Latest coronavirus help will also see buy-to-let landlords given three-month mortage holiday if needed
The government has promised to protect renters in both private and social housing from being evicted during the coronavirus pandemic.
It said it would bring forward emergency legislation banning any landlord from taking legal action to evict tenants for at least three months.
Ministers have also agreed with lenders to extend the offer of a three=month mortgage holiday to individual buy-to-let landlords where their tenants are unable to pay rent due to the direct or indirect effects of the virus.
The government action came after a furious response in some quarters to the announcement on Tuesday of a three-month mortgage holiday for homeowners without equivalent protection for tenants. Homelessness charity Shelter warned that the situation could result in the eviction of tens of thousands of renters if action was not taken to protect them.
By the time the government announced the action late yesterday (Wednesday), the National Housing Federation had already unilaterally committed that its members would not evict tenants during the covid-19 outbreak.

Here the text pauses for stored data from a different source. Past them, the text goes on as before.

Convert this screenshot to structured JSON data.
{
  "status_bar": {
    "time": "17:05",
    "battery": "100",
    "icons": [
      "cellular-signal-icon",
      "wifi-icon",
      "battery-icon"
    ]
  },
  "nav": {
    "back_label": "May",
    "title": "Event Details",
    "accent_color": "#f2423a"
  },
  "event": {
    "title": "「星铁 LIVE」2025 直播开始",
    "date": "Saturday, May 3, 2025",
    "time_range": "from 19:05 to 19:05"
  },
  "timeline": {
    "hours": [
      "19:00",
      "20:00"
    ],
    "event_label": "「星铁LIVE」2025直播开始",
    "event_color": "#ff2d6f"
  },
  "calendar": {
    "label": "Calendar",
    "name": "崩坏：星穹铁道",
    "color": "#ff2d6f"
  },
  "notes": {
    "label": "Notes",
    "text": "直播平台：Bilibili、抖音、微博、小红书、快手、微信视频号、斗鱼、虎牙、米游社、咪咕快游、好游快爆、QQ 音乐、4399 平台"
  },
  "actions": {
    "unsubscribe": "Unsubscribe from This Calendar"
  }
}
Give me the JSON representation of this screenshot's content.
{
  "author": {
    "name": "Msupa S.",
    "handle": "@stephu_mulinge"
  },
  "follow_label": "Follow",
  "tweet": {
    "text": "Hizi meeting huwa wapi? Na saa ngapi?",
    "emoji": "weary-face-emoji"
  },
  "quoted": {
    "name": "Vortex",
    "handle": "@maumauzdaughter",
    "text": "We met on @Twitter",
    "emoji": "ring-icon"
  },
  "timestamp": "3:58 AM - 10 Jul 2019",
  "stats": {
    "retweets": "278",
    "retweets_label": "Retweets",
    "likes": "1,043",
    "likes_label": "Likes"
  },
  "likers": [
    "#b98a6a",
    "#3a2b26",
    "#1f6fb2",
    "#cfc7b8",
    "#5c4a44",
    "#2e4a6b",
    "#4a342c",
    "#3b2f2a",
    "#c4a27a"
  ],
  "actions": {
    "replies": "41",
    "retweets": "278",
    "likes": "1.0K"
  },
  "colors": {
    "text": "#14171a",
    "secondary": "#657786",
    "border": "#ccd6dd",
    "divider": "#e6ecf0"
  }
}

It was not immediately clear, however, whether the government will offer any support to housing associations and professional or institutional landlords hit by falling rents.
Housing secretary Robert Jenrick said the government would ensure that “no renter who has lost income due to coronavirus will be forced out of their home, nor will any landlord face unmanageable debts”.
However, he went on to suggest that the measures would only protect renters and “private landlords”.
Polly Neate, chief executive at Shelter, said the news would come as a great relief to many people. “Without this decisive action tens of thousands of renters would have faced eviction in the coming months, while potentially trying to isolate and protect themselves and others,” she said.